Apesar de tentar lidar com as pressões de preços que estão ocorrendo e controlar a inflação por meio da política de aumento acelerado da taxa de juros, o Banco Central não obteve êxito e já tem 2022 como um ano perdido nesse sentido.
Para André Roncaglia, professor de Ciências Econômicas da Escola Paulista de Política, Economia e Negócios da Universidade Federal de São Paulo (EPPEN / Unifesp), “apesar de o Banco Central fazer aquilo que está dentro do mandato dele, subindo a taxa de juros para patamares muito elevados, de maneira até excessivamente acelerada, essas pressões de preço não puderam ser controladas e nem poderiam ser porque foram causadas por fatores imunes à taxa de juros”.

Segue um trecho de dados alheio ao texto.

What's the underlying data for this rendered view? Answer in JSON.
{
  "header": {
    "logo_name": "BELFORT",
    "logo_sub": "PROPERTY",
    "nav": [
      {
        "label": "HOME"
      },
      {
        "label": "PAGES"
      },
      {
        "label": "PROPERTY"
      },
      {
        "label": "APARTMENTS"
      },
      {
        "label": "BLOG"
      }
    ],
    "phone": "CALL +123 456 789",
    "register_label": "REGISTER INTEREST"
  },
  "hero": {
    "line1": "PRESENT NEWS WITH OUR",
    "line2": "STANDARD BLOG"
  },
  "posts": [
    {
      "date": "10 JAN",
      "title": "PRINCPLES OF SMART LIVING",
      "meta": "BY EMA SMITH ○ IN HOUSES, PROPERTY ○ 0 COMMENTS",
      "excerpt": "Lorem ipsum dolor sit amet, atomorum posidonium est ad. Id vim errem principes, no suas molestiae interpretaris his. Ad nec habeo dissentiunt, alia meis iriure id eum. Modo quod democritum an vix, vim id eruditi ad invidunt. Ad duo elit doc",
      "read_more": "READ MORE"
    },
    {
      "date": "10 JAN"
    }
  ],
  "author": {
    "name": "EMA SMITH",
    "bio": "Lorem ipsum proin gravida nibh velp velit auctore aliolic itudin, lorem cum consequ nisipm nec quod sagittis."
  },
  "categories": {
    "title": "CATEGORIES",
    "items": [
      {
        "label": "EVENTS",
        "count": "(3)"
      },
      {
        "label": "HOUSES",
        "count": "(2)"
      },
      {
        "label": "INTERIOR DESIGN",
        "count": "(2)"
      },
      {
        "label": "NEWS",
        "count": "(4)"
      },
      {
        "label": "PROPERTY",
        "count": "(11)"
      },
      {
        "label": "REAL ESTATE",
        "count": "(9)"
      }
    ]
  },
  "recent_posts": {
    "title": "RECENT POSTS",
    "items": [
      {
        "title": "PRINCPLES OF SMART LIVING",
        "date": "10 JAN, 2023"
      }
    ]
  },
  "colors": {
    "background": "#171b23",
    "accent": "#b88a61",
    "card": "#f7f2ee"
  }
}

Roncaglia explica que a inflação de 2022 resultou de uma combinação absolutamente inesperada no sentido de choques diversos que aconteceram no plano das cadeias de suprimento internacional associado à crise na Ucrânia, “que veio acelerar o preço de commodities em várias categorias, lembrando que tanto a Ucrânia quanto a Rússia são grandes exportadoras de commodities, e isso pegou em cheio a economia brasileira”.
“Foi uma sequência de choques inevitáveis, difíceis de antecipar extensão, alcance e profundidade e, nesse sentido, dizer que o Banco Central perdeu o controle implica aceitar a premissa de que ele tinha esse controle, o que não é verdade”, avalia o docente da Unifesp.

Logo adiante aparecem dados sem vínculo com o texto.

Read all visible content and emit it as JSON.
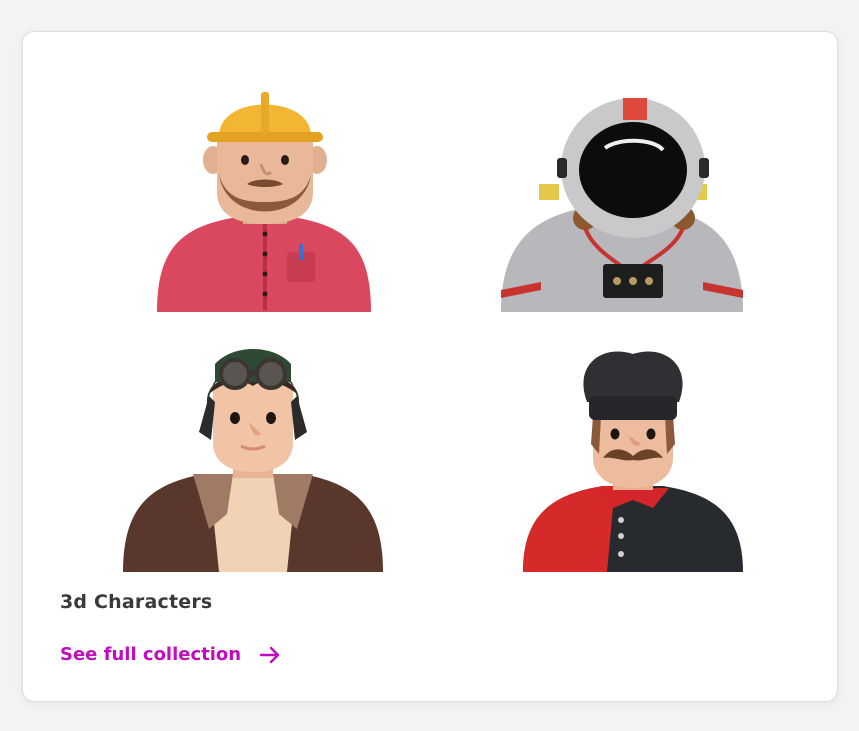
{
  "card": {
    "collection_title": "3d Characters",
    "link_label": "See full collection",
    "link_icon": "arrow-right-icon",
    "accent_color": "#c20cc0",
    "characters": [
      {
        "icon": "construction-worker-icon"
      },
      {
        "icon": "astronaut-icon"
      },
      {
        "icon": "aviator-icon"
      },
      {
        "icon": "chef-icon"
      }
    ]
  }
}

Diante do cenário, o Banco Central subiu rapidamente a taxa de juros para comprimir a expansão de preços nos setores que não eram afetados diretamente por esses choques de oferta de combustível, energia elétrica e commodities, principalmente o setor de serviços, para que eles pudessem acomodar ou segurar a elevação da inflação, “fazendo com que a economia brasileira andasse de lado, possivelmente crescendo 0,5% ou possivelmente com crescimento zero neste ano”, diz Roncaglia.
Setores de serviço, varejo e construção, que previam franco crescimento, já estão sinalizando que isso não aconteceu, por efeito da política de juros, o que reforça a visão do Banco Central de que 2022 não é mais horizonte relevante para se atingir a meta de inflação.

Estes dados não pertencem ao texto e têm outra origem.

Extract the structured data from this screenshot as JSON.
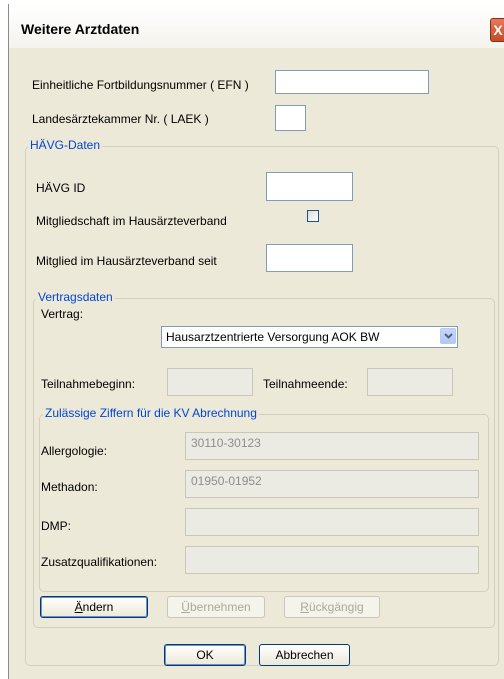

De acordo com o professor, “desde o início deste ano o BC está efetivamente focando no final de 2023 e está fazendo isso colocando a taxa de juros muito provavelmente ao elevado índice de 12,75%, tentando sinalizar que não perdeu o controle. Ao contrário, ele só teve que estender o prazo de convergência à meta por conta desses choques que são absolutamente insensíveis ao comportamento da taxa Selic. Ela não controla preço de commodities, assim como não influencia o preço internacional do petróleo”.
Na contramão, avalia Roncaglia, “o que temos é um conjunto de valores afetados diretamente por preços internacionais e um indicador do que podemos chamar de positivo da política de taxa de juros do Banco Central é a apreciação cambial em meio a essa crise, em que se imaginaria que o câmbio fosse desvalorizar e ele na verdade está se apreciando. Esse efeito de apreciação cambial acaba tendo um efeito moderador sobre o comportamento de preços internos da economia porque ele incide sobre o preço dos bens importados”.
Assim como aconteceu em 2021, quando o Banco Central objetivava inflação de 3,75% e terminou o ano com mais de 10%, a meta de 3,5% para 2022 já não é mais uma realidade e trabalha-se agora com a perspectiva de uma inflação superior a 6%.